Promag adalah contoh sukses yang memanfaatkan hal itu.Berkembangnya bank syariah di Indonesia juga tidak terlepas dari ciri konsumen Indonesia yang peduli pada agama,begitu juga dengan asuransi syariah, pegadaian syariah dll.
Kepedulian konsumen soal agama juga tercermin dari perilaku mereka dalam memilih produk yang berlabel halal walaupun kadang harus membayar lebih mahal.

 8. Gengsi

Konsumen Indonesia amat getol dengan gengsi. Banyak yang ingin cepat naik “status” walau belum waktunya. Saking pentingnya urusan gengsi ini, mobil-mobil mewah pun tetap laris terjual di negeri kita pada saat krisis ekonomi sekalipun.
Menurut Handi Irawan D, ada tiga budaya yang menyebabkan gengsi,yaitu :
  • Konsumen Indonesia suka bersosialisasi sehingga mendorong orang untuk pamer.
  • Budaya feodal yang masih melekat sehingga menciptakan kelas-kelas sosial dan akhirnya terjadi “pembrontakan” untuk cepat naik kelas.
  • Masyarakat kita mengukur kesuksesan dengn materi dan jabatan sehingga mendorong untuk saling pamer.
Banyak sekali produk yang sukses di Indonesia dengan memanfaatkan sifat gengsi ini, Mercedes-Benz, BMW, Nokia Communicator dan lain sebagainya. Karena dengan membeli produk yang mahal,kesuksesan yang mereka peroleh dapat dilihat oleh orang lain.

9. Kuat di Subculture

Sekalipun konsumen Indonesia gengsi dan menyukai produk luar negeri, namun unsur fanatisme kedaerahan-nya ternyata cukup tinggi. Ini bukan berarti bertentangan dengan hukum perilaku yang lain.Pada produk-produk tertentu,ada hal yang bersifat lokal yang memang harus diperhatikan. Contohnya,orang Jawa suka manis, orang Padang suka yang pedas,orang Batak suka bicara keras,orang Semarang suka menawar dll.
Strategi pemasaran yang bisa di pakai adalah dengan membuat konten-konten lokal untuk kegiatan komunikasi atau dengan memperkuat aktifitas below the line di daerah dengan mengadopsi budaya lokal sehingga lebih mudah diterima konsumen setempat.

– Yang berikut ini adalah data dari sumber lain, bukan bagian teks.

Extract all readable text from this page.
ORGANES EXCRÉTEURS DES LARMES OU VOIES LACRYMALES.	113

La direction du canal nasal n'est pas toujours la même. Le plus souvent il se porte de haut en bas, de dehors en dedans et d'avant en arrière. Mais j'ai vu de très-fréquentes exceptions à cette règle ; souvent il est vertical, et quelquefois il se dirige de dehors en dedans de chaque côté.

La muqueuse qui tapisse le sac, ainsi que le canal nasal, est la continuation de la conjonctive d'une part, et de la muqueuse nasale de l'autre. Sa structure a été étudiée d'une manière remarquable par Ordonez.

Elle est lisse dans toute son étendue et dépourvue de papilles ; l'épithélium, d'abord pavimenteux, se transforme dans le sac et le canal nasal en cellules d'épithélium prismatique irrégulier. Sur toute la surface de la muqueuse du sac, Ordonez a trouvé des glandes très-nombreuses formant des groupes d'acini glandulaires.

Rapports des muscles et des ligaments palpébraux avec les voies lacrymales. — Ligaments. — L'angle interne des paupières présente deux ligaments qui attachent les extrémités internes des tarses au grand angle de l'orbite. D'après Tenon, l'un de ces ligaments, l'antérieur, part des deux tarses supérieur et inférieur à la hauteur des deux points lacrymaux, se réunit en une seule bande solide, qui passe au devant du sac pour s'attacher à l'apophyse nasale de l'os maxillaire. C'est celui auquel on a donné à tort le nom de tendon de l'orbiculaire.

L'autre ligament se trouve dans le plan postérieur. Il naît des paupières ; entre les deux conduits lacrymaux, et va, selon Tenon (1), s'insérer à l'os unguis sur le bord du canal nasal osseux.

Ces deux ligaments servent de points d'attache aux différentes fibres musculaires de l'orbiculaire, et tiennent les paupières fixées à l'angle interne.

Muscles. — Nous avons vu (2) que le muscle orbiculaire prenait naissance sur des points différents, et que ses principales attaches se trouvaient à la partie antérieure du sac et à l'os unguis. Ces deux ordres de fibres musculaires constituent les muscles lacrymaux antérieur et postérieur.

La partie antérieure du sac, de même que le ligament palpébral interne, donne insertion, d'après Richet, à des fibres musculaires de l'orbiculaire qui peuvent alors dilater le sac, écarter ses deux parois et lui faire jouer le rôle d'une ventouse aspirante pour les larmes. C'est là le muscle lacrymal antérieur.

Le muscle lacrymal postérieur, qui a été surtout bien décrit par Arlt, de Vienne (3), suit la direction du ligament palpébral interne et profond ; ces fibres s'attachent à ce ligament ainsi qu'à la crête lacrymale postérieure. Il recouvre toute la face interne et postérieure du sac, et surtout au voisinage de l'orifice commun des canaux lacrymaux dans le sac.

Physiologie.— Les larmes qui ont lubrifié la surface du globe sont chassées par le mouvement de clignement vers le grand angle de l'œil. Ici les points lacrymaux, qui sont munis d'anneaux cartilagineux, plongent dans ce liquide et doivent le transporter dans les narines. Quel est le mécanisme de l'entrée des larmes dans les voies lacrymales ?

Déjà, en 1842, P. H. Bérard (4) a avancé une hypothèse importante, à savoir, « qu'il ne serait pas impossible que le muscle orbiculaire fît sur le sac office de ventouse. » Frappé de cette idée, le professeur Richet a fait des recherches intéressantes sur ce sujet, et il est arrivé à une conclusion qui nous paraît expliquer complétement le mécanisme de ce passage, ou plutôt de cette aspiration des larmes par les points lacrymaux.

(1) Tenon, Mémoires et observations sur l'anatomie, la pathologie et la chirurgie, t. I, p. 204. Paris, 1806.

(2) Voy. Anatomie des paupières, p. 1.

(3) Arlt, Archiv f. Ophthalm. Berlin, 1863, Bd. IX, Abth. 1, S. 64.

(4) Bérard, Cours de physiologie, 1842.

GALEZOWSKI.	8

 10. Kurang peduli Lingkungan
Salah satu karakter konsumen Indonesia yang unik adalah kekurangpedulian mereka terhadap isu lingkungan.Tetapi jika melihat prospek kedepan kepedulian konsumen terhadap lingkungan akan semakin meningkat,terutama mereka yang tinggal di perkotaan begitu pula dengan kalangan menengah atas relatif lebih mudah paham dengan isu lingkungan. Lagi pula mereka pun memiliki daya beli terhadap harga premium sehingga akan lebih mudah memasarkan produk dengan tema ramah lingkungan terhadap mereka.
Sebaliknya,akan susah sekali memasarkan produk dengan tema ramah lingkungn untuk kalangan bawah.